The method described here allows for stable calcium imaging in genetically defined neurons of the DRG while applying acupuncture stimulation and visceral stimulation in intact mice. As is mentioned in most in vivo techniques, the achievable imaging stability strongly depends on the spinal stabilization device and proper anesthesia²². In this study, a custom-built spinal adaptor equipped with angle adjusters was used to conveniently angle the spine to obtain clear images of the DRG. A pair of Adson forceps was modified to serve as spinal vertebrae clampers attached to articulating arms, allowing enough space to lower an air lens over the exposed DRG. Alternative forceps can be applied as needed for different spinal cord segments to offer better stability. It is advisable to suspend the spinal cord and its imaging field slightly from the clamps, which also reduces respiratory displacement. Another important strategy to minimize fluctuations during imaging is the use of tracheal cannula anesthesia and muscle relaxants combined with mechanical ventilation.

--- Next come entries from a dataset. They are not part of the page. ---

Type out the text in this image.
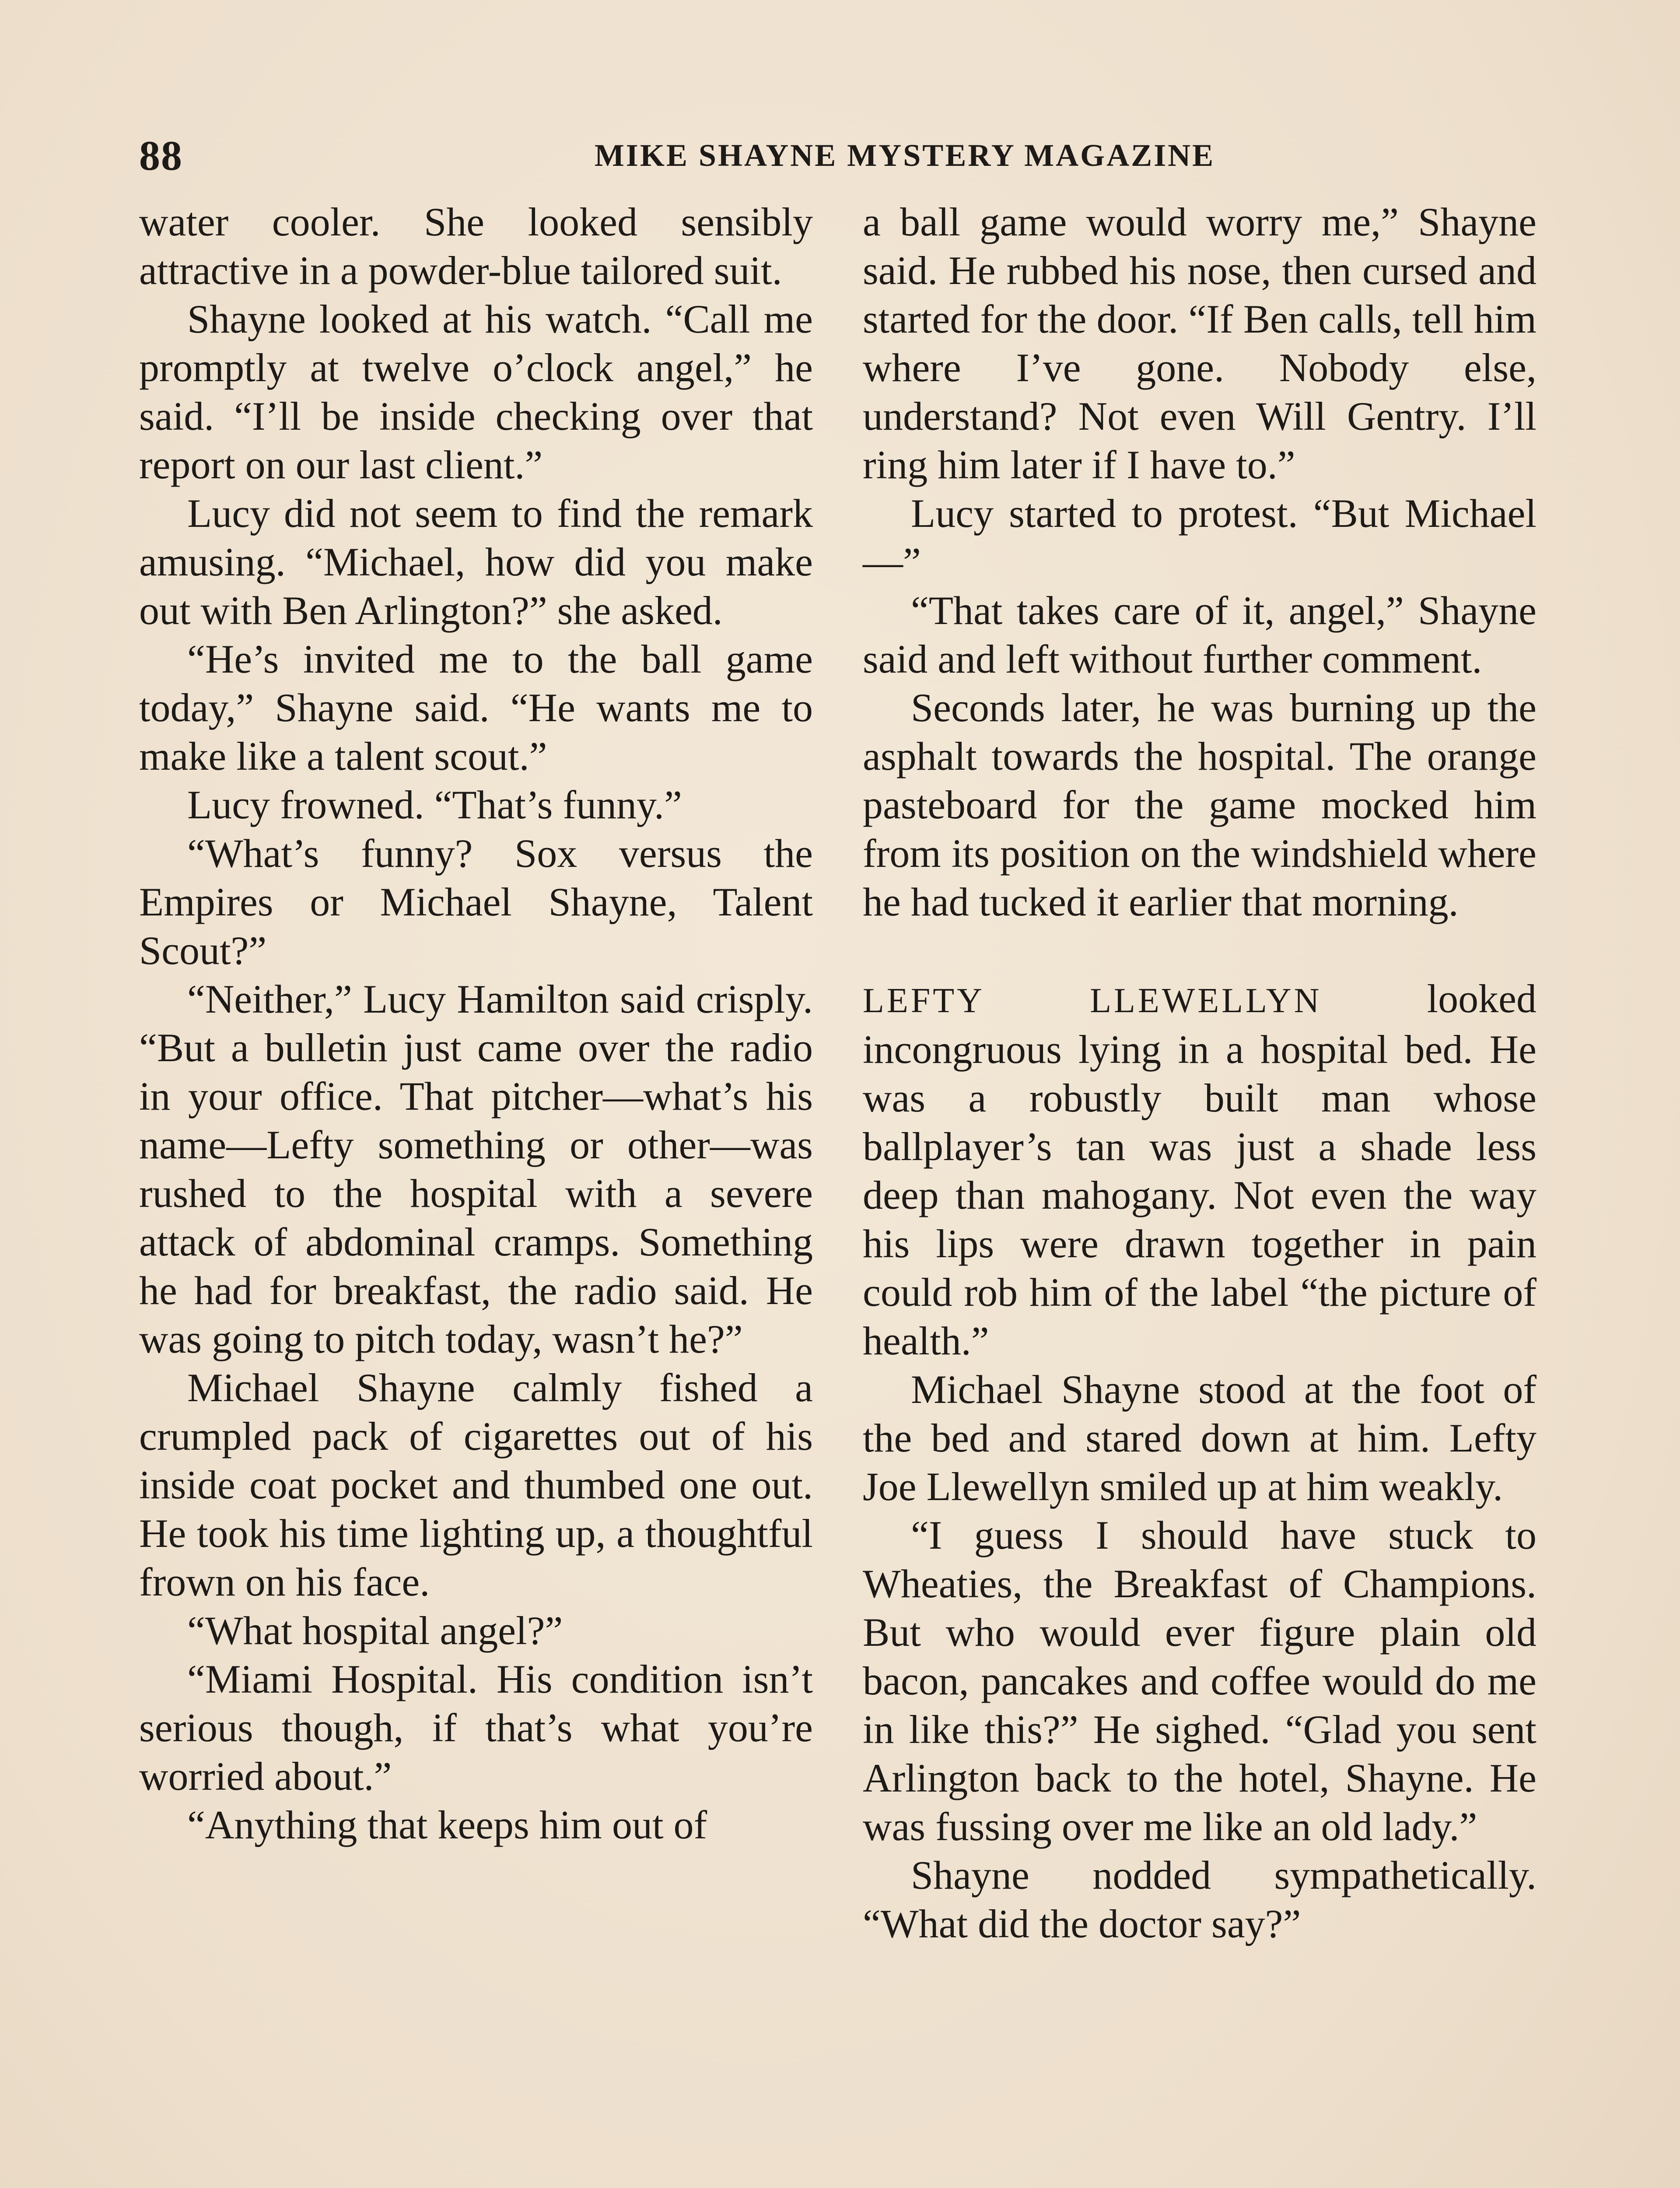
88	MIKE SHAYNE MYSTERY MAGAZINE

water cooler. She looked sensibly attractive in a powder-blue tailored suit.

Shayne looked at his watch. “Call me promptly at twelve o’clock angel,” he said. “I’ll be inside checking over that report on our last client.”

Lucy did not seem to find the remark amusing. “Michael, how did you make out with Ben Arlington?” she asked.

“He’s invited me to the ball game today,” Shayne said. “He wants me to make like a talent scout.”

Lucy frowned. “That’s funny.”

“What’s funny? Sox versus the Empires or Michael Shayne, Talent Scout?”

“Neither,” Lucy Hamilton said crisply. “But a bulletin just came over the radio in your office. That pitcher—what’s his name—Lefty something or other—was rushed to the hospital with a severe attack of abdominal cramps. Something he had for breakfast, the radio said. He was going to pitch today, wasn’t he?”

Michael Shayne calmly fished a crumpled pack of cigarettes out of his inside coat pocket and thumbed one out. He took his time lighting up, a thoughtful frown on his face.

“What hospital angel?”

“Miami Hospital. His condition isn’t serious though, if that’s what you’re worried about.”

“Anything that keeps him out of

a ball game would worry me,” Shayne said. He rubbed his nose, then cursed and started for the door. “If Ben calls, tell him where I’ve gone. Nobody else, understand? Not even Will Gentry. I’ll ring him later if I have to.”

Lucy started to protest. “But Michael—”

“That takes care of it, angel,” Shayne said and left without further comment.

Seconds later, he was burning up the asphalt towards the hospital. The orange pasteboard for the game mocked him from its position on the windshield where he had tucked it earlier that morning.

LEFTY LLEWELLYN looked incongruous lying in a hospital bed. He was a robustly built man whose ballplayer’s tan was just a shade less deep than mahogany. Not even the way his lips were drawn together in pain could rob him of the label “the picture of health.”

Michael Shayne stood at the foot of the bed and stared down at him. Lefty Joe Llewellyn smiled up at him weakly.

“I guess I should have stuck to Wheaties, the Breakfast of Champions. But who would ever figure plain old bacon, pancakes and coffee would do me in like this?” He sighed. “Glad you sent Arlington back to the hotel, Shayne. He was fussing over me like an old lady.”

Shayne nodded sympathetically. “What did the doctor say?”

This study can also be adapted for two-photon imaging, which may provide better cellular resolution in deeper tissues. Recently, Chen et al. developed an imaging technique that allows researchers to examine the activity of neurons in the DRG of awake mice over extended periods²³. However, it is not yet readily available to most laboratories due to the difficulty in surgical preparation. Furthermore, although the method described here is not suitable for imaging DRG over weeks in awake mice, it has advantages in drug application and dorsal root stimulation since the animal's skin can be sewn to a ring to hold a pool for perfusion of ACSF.

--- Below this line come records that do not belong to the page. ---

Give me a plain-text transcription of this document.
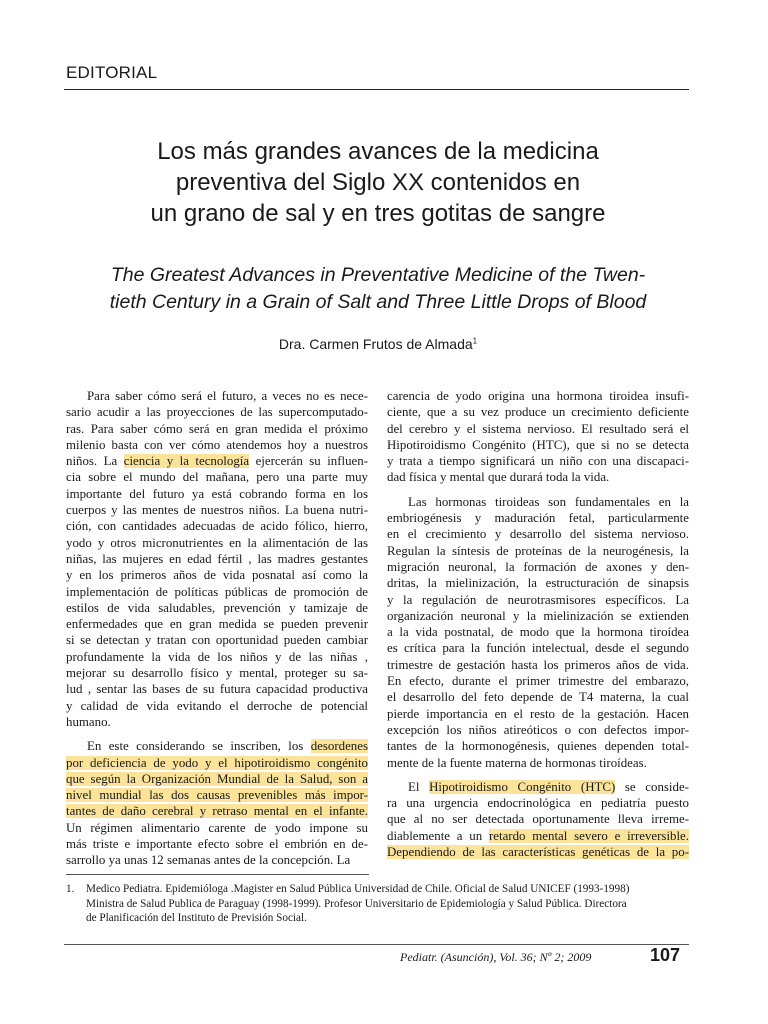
EDITORIAL
Los más grandes avances de la medicina
preventiva del Siglo XX contenidos en
un grano de sal y en tres gotitas de sangre
The Greatest Advances in Preventative Medicine of the Twen-
tieth Century in a Grain of Salt and Three Little Drops of Blood
Dra. Carmen Frutos de Almada$^1$
Para saber cómo será el futuro, a veces no es nece-
sario acudir a las proyecciones de las supercomputado-
ras. Para saber cómo será en gran medida el próximo
milenio basta con ver cómo atendemos hoy a nuestros
niños. La ciencia y la tecnología ejercerán su influen-
cia sobre el mundo del mañana, pero una parte muy
importante del futuro ya está cobrando forma en los
cuerpos y las mentes de nuestros niños. La buena nutri-
ción, con cantidades adecuadas de acido fólico, hierro,
yodo y otros micronutrientes en la alimentación de las
niñas, las mujeres en edad fértil , las madres gestantes
y en los primeros años de vida posnatal así como la
implementación de políticas públicas de promoción de
estilos de vida saludables, prevención y tamizaje de
enfermedades que en gran medida se pueden prevenir
si se detectan y tratan con oportunidad pueden cambiar
profundamente la vida de los niños y de las niñas ,
mejorar su desarrollo físico y mental, proteger su sa-
lud , sentar las bases de su futura capacidad productiva
y calidad de vida evitando el derroche de potencial
humano.
En este considerando se inscriben, los desordenes
por deficiencia de yodo y el hipotiroidismo congénito
que según la Organización Mundial de la Salud, son a
nivel mundial las dos causas prevenibles más impor-
tantes de daño cerebral y retraso mental en el infante.
Un régimen alimentario carente de yodo impone su
más triste e importante efecto sobre el embrión en de-
sarrollo ya unas 12 semanas antes de la concepción. La
carencia de yodo origina una hormona tiroidea insufi-
ciente, que a su vez produce un crecimiento deficiente
del cerebro y el sistema nervioso. El resultado será el
Hipotiroidismo Congénito (HTC), que si no se detecta
y trata a tiempo significará un niño con una discapaci-
dad física y mental que durará toda la vida.
Las hormonas tiroideas son fundamentales en la
embriogénesis y maduración fetal, particularmente
en el crecimiento y desarrollo del sistema nervioso.
Regulan la síntesis de proteínas de la neurogénesis, la
migración neuronal, la formación de axones y den-
dritas, la mielinización, la estructuración de sinapsis
y la regulación de neurotrasmisores específicos. La
organización neuronal y la mielinización se extienden
a la vida postnatal, de modo que la hormona tiroídea
es crítica para la función intelectual, desde el segundo
trimestre de gestación hasta los primeros años de vida.
En efecto, durante el primer trimestre del embarazo,
el desarrollo del feto depende de T4 materna, la cual
pierde importancia en el resto de la gestación. Hacen
excepción los niños atireóticos o con defectos impor-
tantes de la hormonogénesis, quienes dependen total-
mente de la fuente materna de hormonas tiroídeas.
El Hipotiroidismo Congénito (HTC) se conside-
ra una urgencia endocrinológica en pediatría puesto
que al no ser detectada oportunamente lleva irreme-
diablemente a un retardo mental severo e irreversible.
Dependiendo de las características genéticas de la po-
1. Medico Pediatra. Epidemióloga .Magister en Salud Pública Universidad de Chile. Oficial de Salud UNICEF (1993-1998)
Ministra de Salud Publica de Paraguay (1998-1999). Profesor Universitario de Epidemiología y Salud Pública. Directora
de Planificación del Instituto de Previsión Social.
Pediatr. (Asunción), Vol. 36; Nº 2; 2009	107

There are also some limitations to this protocol. Restricting the recording to lumbar dorsal root segments limits the applicability of this technique to various ganglion segments that innervate different organs throughout the body, such as for the study of thoracic organs by recording thoracic DRGs. Calcium imaging videos were analyzed using the imaging software. There are challenges in calcium imaging data analysis, such as cell detection and Ca²⁺ signal extraction. Custom-written scripts in MATLAB seem to be an effective tool, but they require the researcher to have a programming background.